Elected officials have an especially critical role to play by supporting proven strategies to reduce tobacco use – like higher tobacco taxes, strong smoke-free laws, well-funded tobacco prevention programs and raising the tobacco sale age to 21.
We’ve made amazing progress and cut youth smoking to record lows. But we can never let up in fighting tobacco because the tobacco industry never lets up in targeting kids. In fact, Big Tobacco spends $9.6 billion a year – more than one million every hour – to market its deadly and addictive products, and a lot of it is still aimed at kids.
So what are Big Tobacco’s 7 Slick Tricks to Target Kids:
- Magazine Ad’s – They make it look glamorous and fun to smoke.

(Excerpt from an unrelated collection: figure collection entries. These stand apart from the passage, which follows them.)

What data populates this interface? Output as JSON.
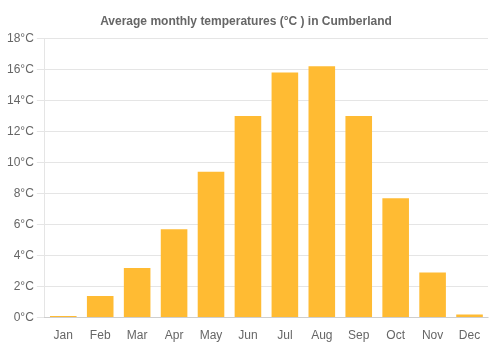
{
  "chart_data": {
    "type": "bar",
    "title": "Average monthly temperatures (°C ) in Cumberland",
    "categories": [
      "Jan",
      "Feb",
      "Mar",
      "Apr",
      "May",
      "Jun",
      "Jul",
      "Aug",
      "Sep",
      "Oct",
      "Nov",
      "Dec"
    ],
    "values": [
      0.1,
      1.4,
      3.2,
      5.7,
      9.4,
      13.0,
      15.8,
      16.2,
      13.0,
      7.7,
      2.9,
      0.2
    ],
    "color": "#FFBB33",
    "ylim": [
      0,
      18
    ],
    "yticks": [
      {
        "value": 0,
        "label": "0°C"
      },
      {
        "value": 2,
        "label": "2°C"
      },
      {
        "value": 4,
        "label": "4°C"
      },
      {
        "value": 6,
        "label": "6°C"
      },
      {
        "value": 8,
        "label": "8°C"
      },
      {
        "value": 10,
        "label": "10°C"
      },
      {
        "value": 12,
        "label": "12°C"
      },
      {
        "value": 14,
        "label": "14°C"
      },
      {
        "value": 16,
        "label": "16°C"
      },
      {
        "value": 18,
        "label": "18°C"
      }
    ],
    "grid": true
  }
}
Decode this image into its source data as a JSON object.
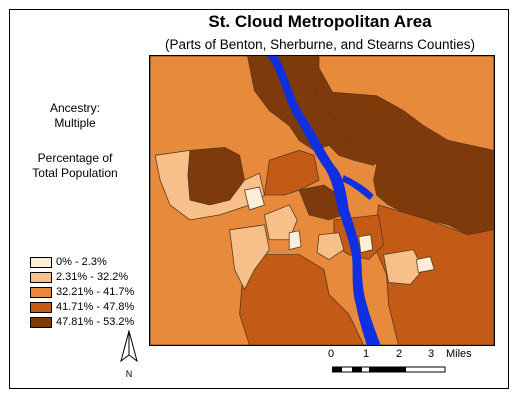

- In Store Ads and Discounts – Advertise in places where kids shop. Make it cheap = discounts/deals.
- Menthol Cigarettes – Menthol masks the harshness. Makes it easier for a beginner to start.
- Smokeless Tobacco – Real men chew tobacco. Linked to Sports.
- Cheap, Sweet Cigars – Entice them with Flavors
- E-cigarette flavors – Over 7000 Flavors
- E-cigarette marketing -Celebrities. Race Cars, Slick Advertising
Tobacco use is still the No. 1 cause of preventable death, killing 480,000 Americans each year and costing our country $170 billion a year in health care bills. Ninety-five percent of smokers began smoking before age 21.
Today, youth are taking a stand together by standing out, speaking up and seizing control against Big Tobacco’s slick tricks. We all kick butts in different ways and for different reasons, and together, we are making incredible progress in the fight against tobacco. It’s time to finish the job and make the next generation tobacco-free.